Monday 2 September 2024

Out of the Past - all the reviews (1947 Jacques Tourneur)

Delicious dialogue like in roulette scene:

"Is there a way to win?"
"Well there's a way to lose more slowly" -

and "You're like a leaf that blows from one gutter to another" -

and the definitive "Baby, I don't care" (which is the title of Lee Server's Mitchum autobiography).

The downbeat outcome is most welcome and appropriate.

Child actor Dickie Moore was not deaf and dumb. He's also in Heaven Can Wait as the fifteen year old version of Don Ameche. And he had the distinction of giving Shirley Temple her first on-screen kiss in Miss Annie Rooney in 1942. He also wrote a book, 'Twinkle, Twinkle, Little Star (but don’t have sex or take the car)', in which he interviewed other child actors, including Natalie Wood and Peggy Ann Garner, about their experiences. His favourite actor was Barbara Stanwyck in So Big, but the actor most of the kids responded well to was Spencer Tracy.

Theresa Harris (Baby Face and IWWAZ) and Caleb Peterson



27 May 2023:

Don Macpherson in 'Time Out': 'Superbly crafted pulp is revealed at every level: in the intricate script by Daniel Mainwaring (whose credits for Phenix City Story and Invasion of the Body Snatchers need no further recommendation), the almost abstract lighting patterns of Nick Musuraca (previously perfected in Cat People and The Spiral Staircase), and the downbeat otherworldliness of Jacques Tourneur (only equalled in his I Walked With a Zombie). All these B movie poets were under contract to RKO in the winter of 1946, and produced the best movie of everyone involved...'.

Which is nicely put, but not quite the whole story. Mainwaring adapted his own novel 'Build My Gallows High', which then James M. Cain rewrote, simplifying the flashback structure and 'removing every last shred of lovability from the femme fatale'; Tourneur then had suggestions, and RKO script doctor Frank Fenton finally removed some of Cain's excesses and polished the whole thing, writing new dialogue for nearly every scene (I trust Lee Server's impressively researched book on Mitchum for this material).

Which also provides interesting stuff about Musuraca, who had found that if he was overlighting a scene, it was because one initial light was badly placed or adjusted, and once you'd fixed that, you could then take lights away and simplify everything. "It was so dark on the set, "said Jane Greer, "you didn't know who else was there half the time".

Anyway, despite not being a critical or commercial hit at the time, it's still fabulous.

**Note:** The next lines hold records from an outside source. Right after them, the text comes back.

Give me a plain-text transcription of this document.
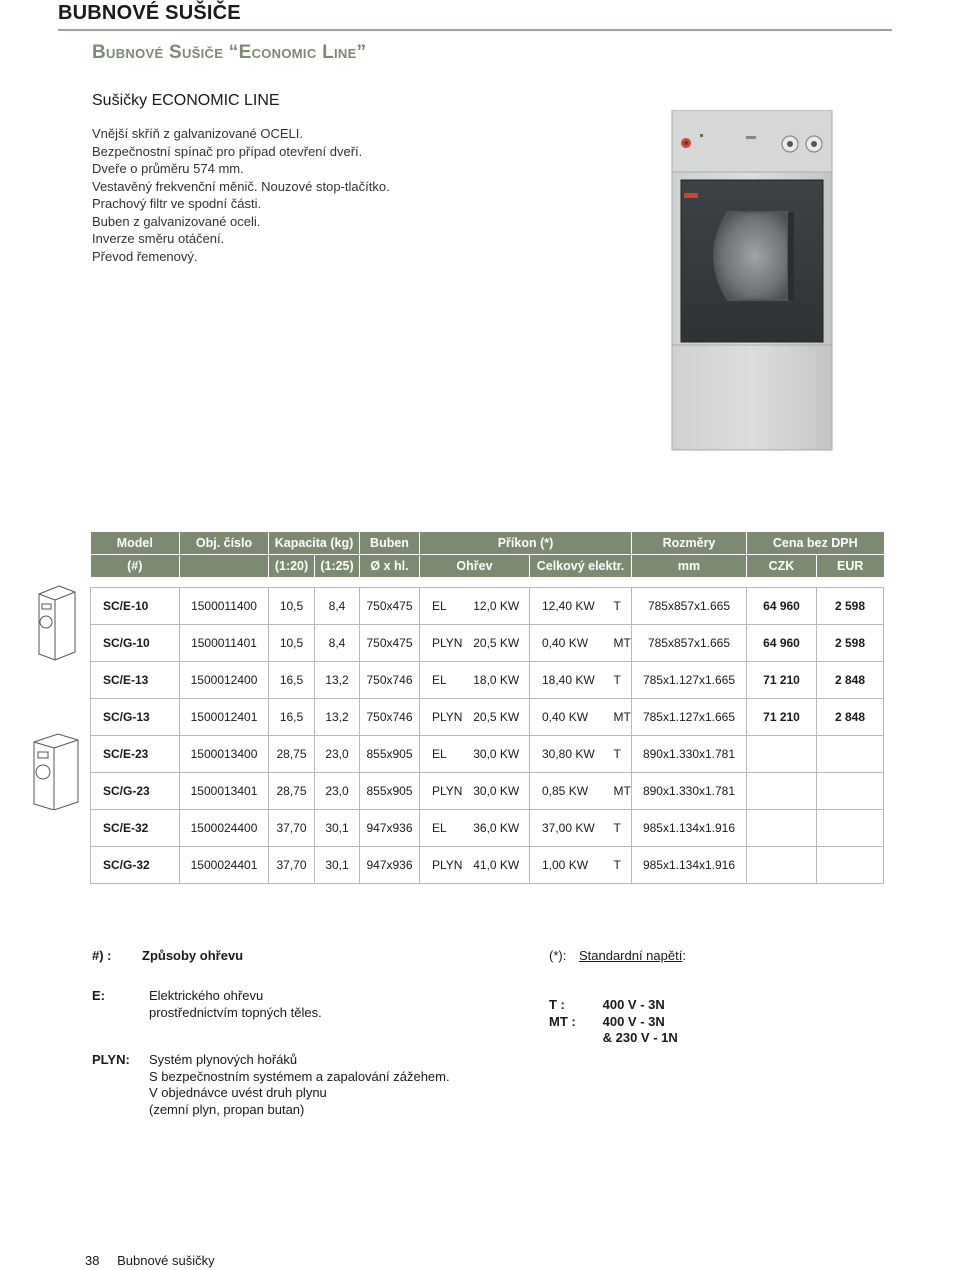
BUBNOVÉ SUŠIČE
Bubnové Sušiče “Economic Line”
Sušičky ECONOMIC LINE
Vnější skříň z galvanizované OCELI.
Bezpečnostní spínač pro případ otevření dveří.
Dveře o průměru 574 mm.
Vestavěný frekvenční měnič. Nouzové stop-tlačítko.
Prachový filtr ve spodní části.
Buben z galvanizované oceli.
Inverze směru otáčení.
Převod řemenový.
Model	Obj. číslo	Kapacita (kg)		Buben	Příkon (*)				Rozměry	Cena bez DPH	
(#)		(1:20)	(1:25)	Ø x hl.	Ohřev		Celkový elektr.		mm	CZK	EUR

SC/E-10	1500011400	10,5	8,4	750x475	EL	12,0 KW	12,40 KW	T	785x857x1.665	64 960	2 598
SC/G-10	1500011401	10,5	8,4	750x475	PLYN	20,5 KW	0,40 KW	MT	785x857x1.665	64 960	2 598
SC/E-13	1500012400	16,5	13,2	750x746	EL	18,0 KW	18,40 KW	T	785x1.127x1.665	71 210	2 848
SC/G-13	1500012401	16,5	13,2	750x746	PLYN	20,5 KW	0,40 KW	MT	785x1.127x1.665	71 210	2 848
SC/E-23	1500013400	28,75	23,0	855x905	EL	30,0 KW	30,80 KW	T	890x1.330x1.781		
SC/G-23	1500013401	28,75	23,0	855x905	PLYN	30,0 KW	0,85 KW	MT	890x1.330x1.781		
SC/E-32	1500024400	37,70	30,1	947x936	EL	36,0 KW	37,00 KW	T	985x1.134x1.916		
SC/G-32	1500024401	37,70	30,1	947x936	PLYN	41,0 KW	1,00 KW	T	985x1.134x1.916		
#) : Způsoby ohřevu
E:	Elektrického ohřevu
prostřednictvím topných těles.
PLYN: Systém plynových hořáků
S bezpečnostním systémem a zapalování zážehem.
V objednávce uvést druh plynu
(zemní plyn, propan butan)
(*): Standardní napětí:
T :	400 V - 3N
MT : 400 V - 3N
& 230 V - 1N
38 Bubnové sušičky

With Mitchum (who Tourneur loved for his ability to listen) are Jane Greer, Kirk Douglas, Paul Valentine (good as hood), Virginia Huston (nice GF), Rhonda Fleming, Richard Webb (nice guy back home), Steve Brodie (partner), Dickie Moore really good as deaf kid, Ken Niles (Eels).

Mitchum listening and thinking, in long take with Kirk Douglas




I love this lighting because I'm not sure how it was done. Is it really that match flame?

6 August 2020:

Classic noir, serpentine and dangerous as a snake in a bad mood.

It begins with the camera in the back of the seat - three years before Gun Crazy - just saying. (I seem to be a bit fascinated by this - see this post, for example.)


Daniel Mainwaring's other screen credits include The Big Steal, This Woman Is Dangerous, The Phenix City Story and Invasion of the Body Snatchers. Funnily enough, like Restless, our preceding film, it's about someone who's been keeping low for years but then is found and drawn back into the past.

Shot by Nicholas Musuraca, music by Roy Webb, nice direction of mood by Tourneur.

With great moments of tension, Hopperish lighting and snappy dialogue it's a perfect alignment of talents.



I don't know if it had a higher budget than some of the RKO features but it does move around artfully all over the place - San Francisco and Acapulco are stock shots, of course, but we do seem to be in Tahoe, Nevada, Reno, Sierra Nevada Mountains. But in fact it's clever location filming: it was actually just filmed around Bridgeport in the Sierras and back at RKO.

Now I've another thing to study next time - Eddie Muller points out that Musaraca is not lighting in total chiaroscuro but using fill lights to detail some of the interior backgrounds - have to look out for that. Doesn't apply to his Hopper touches, above, of course. It is beautifully shot.